The Yoshino Cherry (Prunus xyedoensis) is the prominent flowering cherry of Washington, D.C., gifted to the United States by Japan. This is also the genus to which Stumpy belongs. While the “Akebono” (Japanese for “dawn”) is not patented, other variations of the cherry blossoms are. Plant patents were created by the Plant Patent Act of 1930 (46 Stat. 376) and codified with amendments.
“Whoever invents or discovers and asexually reproduces any distinct and new variety of plant, including cultivated sports, mutants, hybrids, and newly found seedlings, other than a tuber propagated plant or a plant found in an uncultivated state, may obtain a patent therefor [sic], subject to the conditions and requirements of this title.” (35 U.S.C. §§ 161-164 (1982))
In 1986, William Flemer III of Princeton, New Jersey, was approved for a patent for the Prunus yedoensis “Afterglow” (US-PP05730-P). Another patent was filed by North Carolina State University in 2016 and approved in 2017 for a hybrid flowering cherry, ‘NCPH1,’ identified by its “strict weeping habit, small stature, and showy pink flowers” (US-PP27579-P3).
Many other flowering cherry varieties can be found beyond the Tidal Basin, at locations such as the National Arboretum, including the Prunus “Helen Taft,” a hybrid named for the First Lady who planted the first cherry blossom trees alongside Viscountess Iwa Chinda at Potomac Park on March 27, 1912.

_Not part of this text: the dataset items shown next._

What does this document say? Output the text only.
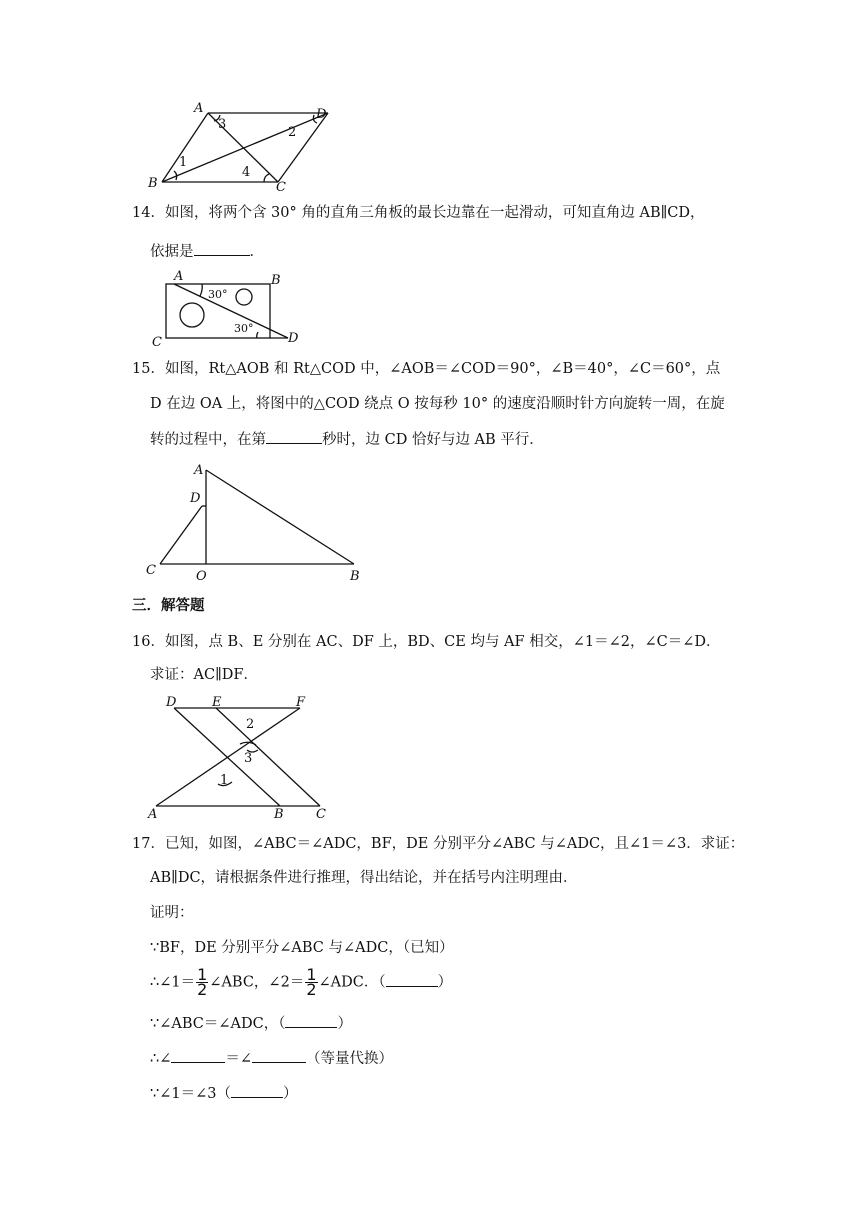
A	D
B	C
1
2
3
4
14．如图，将两个含 30° 角的直角三角板的最长边靠在一起滑动，可知直角边 AB∥CD，
依据是	．
A	B
C	D
30°
30°
15．如图，Rt△AOB 和 Rt△COD 中，∠AOB＝∠COD＝90°，∠B＝40°，∠C＝60°，点
D 在边 OA 上，将图中的△COD 绕点 O 按每秒 10° 的速度沿顺时针方向旋转一周，在旋
转的过程中，在第	秒时，边 CD 恰好与边 AB 平行．
A
D
C	O	B
三．解答题
16．如图，点 B、E 分别在 AC、DF 上，BD、CE 均与 AF 相交，∠1＝∠2，∠C＝∠D．
求证：AC∥DF．
D	E	F
A	B C
1
2
3
17．已知，如图，∠ABC＝∠ADC，BF，DE 分别平分∠ABC 与∠ADC，且∠1＝∠3．求证：
AB∥DC，请根据条件进行推理，得出结论，并在括号内注明理由．
证明：
∵BF，DE 分别平分∠ABC 与∠ADC，（已知）
∴∠1＝ $\frac{1}{2}$ ∠ABC，∠2＝ $\frac{1}{2}$ ∠ADC．（	）
∵∠ABC＝∠ADC，（	）
∴∠	＝∠	（等量代换）
∵∠1＝∠3（	）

For the at-home gardeners and propagators of plants and herbs, what does this mean for us? The Federal Register states that the removal of plants (like taking live cuttings or blooms from a branch) from their natural state on public property is prohibited, and has been since June 1983 (48 FR 30282; 36 CFR 2.1). Cutting and propagating patented plants is also prohibited by federal law, although plant patents expire after 20 years and become part of the public domain.
Stumpy’s legacy will live on, as the National Park Service and National Arboretum will work together to take cuttings from the tree to propagate and replant along the Tidal Basin once the seawall is repaired. Hopefully, these new blossoms will bring together a community as far and wide as Stumpy did.